“It’s still worth a shot,” Bosch said optimistically. “I’ll put in the SID request.”

  “You do that. Meantime, as soon as I’m done here I’ll see if I can find a case with a real hook we can run with.”

  “Hold your horses, Kiz. I still haven’t run any of the names out of the book. Give me today with this and then we’ll see.”

  “Not good to get emotionally involved, Harry,” she responded. “The Laura syndrome, you know.”

  “It’s not like that. I’m just curious. It was sort of my first case.”

  “No, it wasn’t.”

  “You know what I mean. I remember thinking she was an old lady when the detectives gave me the rundown on it. But she was only forty-six. I was half her age, so I thought anybody forty-six was old and had had a good run of it. I didn’t feel too bad about it.”

  “Now you do.”

  “Forty-six was too young, Kiz.”

  “Well, you’re not going to bring her back.”

  Bosch nodded.

  “I know that.”

  “You ever seen that movie?”

  “Laura? Yeah, I’ve seen it. Detective falls in love with the murder victim. You?”

  “Yeah, but it doesn’t hold up too well. Sort of a parlor room murder case. I liked the Burt Reynolds take on it in the eighties. Sharky’s Machine. With Rachel Ward. You seen it?”

  “I don’t think so.”

  “Had Bernie Casey in it. When I was a youngster I always thought he was a fine-looking man.”

  Bosch looked at her with a raised eyebrow.

  “Before I switched teams,” she said. “Then I rented it a couple years ago and Bernie didn’t do it for me. I liked Rachel Ward.”

  Her bringing up her sexuality seemed to put an uneasiness between them. She turned back to her computer. Bosch looked down at the evidence report.

  “Well, we know one thing,” he said after a while. “We’re looking for a left-handed man.”

  She turned back to look at him.

  “How do you know that?”

  “He put his right hand on the wall over the toilet.”

  “And?”

  “It’s just like a gun, Kiz. He aimed with his left hand because he’s left-handed.”

  She shook her head dismissively.

  “Men…”

  She went back to work on her computer, and Bosch went back to the murder book.

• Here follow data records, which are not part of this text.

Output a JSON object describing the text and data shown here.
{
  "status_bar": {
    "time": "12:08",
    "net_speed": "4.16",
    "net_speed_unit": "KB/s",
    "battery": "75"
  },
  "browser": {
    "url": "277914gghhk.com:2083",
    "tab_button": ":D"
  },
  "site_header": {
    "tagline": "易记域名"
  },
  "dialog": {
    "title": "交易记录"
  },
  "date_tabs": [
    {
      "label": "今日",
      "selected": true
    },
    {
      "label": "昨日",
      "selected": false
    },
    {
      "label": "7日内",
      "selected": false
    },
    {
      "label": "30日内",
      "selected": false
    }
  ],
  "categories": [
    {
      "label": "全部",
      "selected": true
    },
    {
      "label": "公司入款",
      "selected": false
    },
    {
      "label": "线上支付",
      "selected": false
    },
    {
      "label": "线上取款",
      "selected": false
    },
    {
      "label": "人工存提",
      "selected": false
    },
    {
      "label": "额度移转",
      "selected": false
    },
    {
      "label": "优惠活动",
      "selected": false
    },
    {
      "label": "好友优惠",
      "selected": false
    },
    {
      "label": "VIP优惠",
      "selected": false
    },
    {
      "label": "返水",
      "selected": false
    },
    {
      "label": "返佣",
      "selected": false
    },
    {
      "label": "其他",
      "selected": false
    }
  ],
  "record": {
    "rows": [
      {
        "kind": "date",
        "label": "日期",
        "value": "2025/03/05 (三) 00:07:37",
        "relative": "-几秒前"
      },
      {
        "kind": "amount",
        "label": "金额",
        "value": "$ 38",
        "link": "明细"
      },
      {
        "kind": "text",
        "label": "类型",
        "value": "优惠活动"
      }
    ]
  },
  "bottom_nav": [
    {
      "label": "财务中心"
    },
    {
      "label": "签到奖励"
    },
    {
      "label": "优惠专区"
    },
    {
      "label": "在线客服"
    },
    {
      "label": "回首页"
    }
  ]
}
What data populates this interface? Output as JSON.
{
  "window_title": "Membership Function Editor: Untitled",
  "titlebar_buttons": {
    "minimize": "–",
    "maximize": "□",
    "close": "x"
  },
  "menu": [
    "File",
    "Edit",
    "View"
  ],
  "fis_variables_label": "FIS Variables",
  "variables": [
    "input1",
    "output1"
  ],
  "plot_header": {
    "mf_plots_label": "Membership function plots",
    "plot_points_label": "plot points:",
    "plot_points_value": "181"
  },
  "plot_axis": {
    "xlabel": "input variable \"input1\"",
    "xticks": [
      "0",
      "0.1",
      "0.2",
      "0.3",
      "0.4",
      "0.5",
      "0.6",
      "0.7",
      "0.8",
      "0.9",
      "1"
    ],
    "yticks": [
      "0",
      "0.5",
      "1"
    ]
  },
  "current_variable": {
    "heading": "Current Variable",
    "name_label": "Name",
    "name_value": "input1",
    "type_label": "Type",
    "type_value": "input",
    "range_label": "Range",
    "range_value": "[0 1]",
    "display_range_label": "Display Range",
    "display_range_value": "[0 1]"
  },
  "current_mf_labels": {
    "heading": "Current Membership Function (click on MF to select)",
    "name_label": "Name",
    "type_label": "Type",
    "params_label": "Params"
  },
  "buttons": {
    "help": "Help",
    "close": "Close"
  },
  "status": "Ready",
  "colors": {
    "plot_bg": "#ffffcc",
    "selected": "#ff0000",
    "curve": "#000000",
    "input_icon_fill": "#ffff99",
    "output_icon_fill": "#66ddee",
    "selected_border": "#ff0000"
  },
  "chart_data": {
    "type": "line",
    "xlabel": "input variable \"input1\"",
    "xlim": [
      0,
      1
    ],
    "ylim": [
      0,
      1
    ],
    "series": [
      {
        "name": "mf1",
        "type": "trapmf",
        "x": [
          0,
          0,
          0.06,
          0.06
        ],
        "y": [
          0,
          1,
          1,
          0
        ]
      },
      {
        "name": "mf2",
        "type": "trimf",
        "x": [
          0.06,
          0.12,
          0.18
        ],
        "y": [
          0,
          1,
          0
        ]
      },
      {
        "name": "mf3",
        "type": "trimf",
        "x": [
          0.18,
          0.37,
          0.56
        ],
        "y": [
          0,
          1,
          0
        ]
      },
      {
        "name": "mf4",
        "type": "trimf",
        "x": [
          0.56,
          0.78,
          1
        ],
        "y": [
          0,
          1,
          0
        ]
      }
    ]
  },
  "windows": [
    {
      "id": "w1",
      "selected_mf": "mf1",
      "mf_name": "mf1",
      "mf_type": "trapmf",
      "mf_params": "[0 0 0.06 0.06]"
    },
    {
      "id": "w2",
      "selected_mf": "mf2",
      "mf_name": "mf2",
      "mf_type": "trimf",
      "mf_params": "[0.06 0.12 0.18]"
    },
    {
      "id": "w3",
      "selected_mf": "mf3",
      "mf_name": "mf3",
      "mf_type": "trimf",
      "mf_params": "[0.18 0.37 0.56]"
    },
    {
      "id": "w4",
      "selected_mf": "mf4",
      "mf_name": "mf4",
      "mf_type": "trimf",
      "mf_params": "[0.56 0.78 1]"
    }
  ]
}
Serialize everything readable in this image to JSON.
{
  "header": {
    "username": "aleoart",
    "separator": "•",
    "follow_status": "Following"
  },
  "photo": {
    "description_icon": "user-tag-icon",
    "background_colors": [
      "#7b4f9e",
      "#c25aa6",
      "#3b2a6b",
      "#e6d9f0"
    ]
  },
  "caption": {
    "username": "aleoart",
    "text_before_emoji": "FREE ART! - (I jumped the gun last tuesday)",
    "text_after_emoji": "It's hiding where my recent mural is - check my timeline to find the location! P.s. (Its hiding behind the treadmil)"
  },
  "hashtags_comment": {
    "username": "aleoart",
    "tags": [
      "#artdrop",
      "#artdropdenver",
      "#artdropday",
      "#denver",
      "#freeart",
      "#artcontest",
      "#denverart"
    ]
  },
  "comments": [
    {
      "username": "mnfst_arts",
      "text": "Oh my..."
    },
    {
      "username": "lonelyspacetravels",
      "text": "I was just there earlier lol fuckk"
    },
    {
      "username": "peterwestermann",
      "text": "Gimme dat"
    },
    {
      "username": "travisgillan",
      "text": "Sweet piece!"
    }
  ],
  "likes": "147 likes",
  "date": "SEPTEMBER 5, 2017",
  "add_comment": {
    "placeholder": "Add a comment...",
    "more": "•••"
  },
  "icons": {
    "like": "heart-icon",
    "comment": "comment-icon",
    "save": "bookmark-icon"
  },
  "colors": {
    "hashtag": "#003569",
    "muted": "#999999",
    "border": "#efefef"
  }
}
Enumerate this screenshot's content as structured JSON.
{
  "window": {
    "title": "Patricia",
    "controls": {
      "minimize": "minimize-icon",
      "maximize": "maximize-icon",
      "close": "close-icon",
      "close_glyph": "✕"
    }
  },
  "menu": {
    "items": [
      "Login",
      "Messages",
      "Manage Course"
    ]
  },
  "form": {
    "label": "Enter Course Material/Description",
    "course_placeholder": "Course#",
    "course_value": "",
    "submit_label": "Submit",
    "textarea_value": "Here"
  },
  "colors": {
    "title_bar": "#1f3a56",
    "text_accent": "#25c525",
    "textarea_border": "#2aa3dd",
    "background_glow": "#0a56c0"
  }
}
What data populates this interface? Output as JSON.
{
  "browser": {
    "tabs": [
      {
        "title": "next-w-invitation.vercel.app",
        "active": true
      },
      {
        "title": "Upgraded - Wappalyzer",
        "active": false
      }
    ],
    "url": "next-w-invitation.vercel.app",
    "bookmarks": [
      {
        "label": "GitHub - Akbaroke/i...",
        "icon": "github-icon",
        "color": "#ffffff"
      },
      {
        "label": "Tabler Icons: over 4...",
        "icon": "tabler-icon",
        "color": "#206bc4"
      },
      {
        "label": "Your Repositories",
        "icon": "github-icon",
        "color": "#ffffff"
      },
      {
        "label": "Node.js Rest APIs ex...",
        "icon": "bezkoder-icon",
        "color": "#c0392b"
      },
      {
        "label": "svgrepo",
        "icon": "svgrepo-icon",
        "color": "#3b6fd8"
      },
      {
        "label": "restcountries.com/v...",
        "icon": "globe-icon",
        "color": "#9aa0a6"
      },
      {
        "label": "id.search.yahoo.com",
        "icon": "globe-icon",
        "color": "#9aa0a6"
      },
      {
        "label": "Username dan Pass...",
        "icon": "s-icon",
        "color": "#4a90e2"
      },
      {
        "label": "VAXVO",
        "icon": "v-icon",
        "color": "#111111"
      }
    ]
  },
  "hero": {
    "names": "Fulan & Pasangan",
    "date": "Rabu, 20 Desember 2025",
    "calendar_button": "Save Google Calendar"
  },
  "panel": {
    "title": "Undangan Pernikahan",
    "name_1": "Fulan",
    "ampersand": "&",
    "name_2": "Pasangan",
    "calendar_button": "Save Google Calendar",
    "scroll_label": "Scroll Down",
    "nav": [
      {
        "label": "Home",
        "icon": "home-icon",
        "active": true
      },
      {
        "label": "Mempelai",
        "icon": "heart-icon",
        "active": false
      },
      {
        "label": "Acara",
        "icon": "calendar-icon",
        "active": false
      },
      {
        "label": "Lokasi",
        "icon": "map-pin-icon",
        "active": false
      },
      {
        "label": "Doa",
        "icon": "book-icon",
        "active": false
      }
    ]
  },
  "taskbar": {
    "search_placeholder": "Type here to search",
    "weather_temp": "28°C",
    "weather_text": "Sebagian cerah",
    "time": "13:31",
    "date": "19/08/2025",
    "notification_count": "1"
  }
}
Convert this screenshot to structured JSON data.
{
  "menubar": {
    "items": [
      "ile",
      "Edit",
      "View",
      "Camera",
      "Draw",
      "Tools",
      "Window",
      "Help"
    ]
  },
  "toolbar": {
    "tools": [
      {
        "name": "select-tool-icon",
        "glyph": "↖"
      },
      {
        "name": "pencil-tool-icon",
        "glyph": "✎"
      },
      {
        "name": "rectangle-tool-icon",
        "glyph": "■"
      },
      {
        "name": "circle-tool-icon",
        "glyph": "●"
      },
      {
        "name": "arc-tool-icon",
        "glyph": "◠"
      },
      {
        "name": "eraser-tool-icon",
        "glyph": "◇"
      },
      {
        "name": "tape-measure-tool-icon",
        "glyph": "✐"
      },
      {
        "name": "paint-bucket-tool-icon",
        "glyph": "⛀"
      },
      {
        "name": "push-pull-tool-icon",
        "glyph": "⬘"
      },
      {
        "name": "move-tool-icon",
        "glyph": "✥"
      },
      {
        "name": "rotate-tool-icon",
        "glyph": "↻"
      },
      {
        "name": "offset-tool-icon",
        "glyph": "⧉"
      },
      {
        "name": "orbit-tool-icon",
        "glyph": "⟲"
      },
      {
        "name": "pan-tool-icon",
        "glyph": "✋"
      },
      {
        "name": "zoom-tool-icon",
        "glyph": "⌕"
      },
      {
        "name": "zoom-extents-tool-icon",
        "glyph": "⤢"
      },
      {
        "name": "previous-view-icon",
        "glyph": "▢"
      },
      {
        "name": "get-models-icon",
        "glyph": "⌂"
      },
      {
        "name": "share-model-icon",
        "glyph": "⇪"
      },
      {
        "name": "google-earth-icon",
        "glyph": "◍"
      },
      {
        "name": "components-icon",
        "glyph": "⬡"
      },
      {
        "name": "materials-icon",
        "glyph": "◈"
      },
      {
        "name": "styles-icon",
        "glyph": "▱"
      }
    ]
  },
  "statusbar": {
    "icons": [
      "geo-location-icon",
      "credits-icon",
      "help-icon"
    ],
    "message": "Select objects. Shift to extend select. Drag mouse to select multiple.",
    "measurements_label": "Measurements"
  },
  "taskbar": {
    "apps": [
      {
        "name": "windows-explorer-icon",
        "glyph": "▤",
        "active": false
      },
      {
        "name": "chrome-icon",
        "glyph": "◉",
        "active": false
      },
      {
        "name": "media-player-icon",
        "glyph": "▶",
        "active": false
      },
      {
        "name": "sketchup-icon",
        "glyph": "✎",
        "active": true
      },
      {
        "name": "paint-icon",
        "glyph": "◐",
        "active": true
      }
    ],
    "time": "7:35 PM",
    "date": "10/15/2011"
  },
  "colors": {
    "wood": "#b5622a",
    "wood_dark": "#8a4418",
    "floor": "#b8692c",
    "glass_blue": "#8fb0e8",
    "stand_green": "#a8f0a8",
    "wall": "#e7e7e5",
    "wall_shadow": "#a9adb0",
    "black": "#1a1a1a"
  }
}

He wrote down the information he would need to give to the latent prints section of the Scientific Investigation Division in order for a tech to look up the palm print in their files. He then asked if Rider wanted him to pick her up a coffee or a soda from the cafeteria while he was floating around the building. She said no and he was off. He took the murder book with him.

  Bosch filled out the comparison request forms and gave them to a print tech named Larkin. He was one of the older, more experienced techs. Bosch had gone to him before and knew that he would move quickly with the request.

  “Let’s hope we hit the jackpot, Harry,” Larkin said as he took the forms.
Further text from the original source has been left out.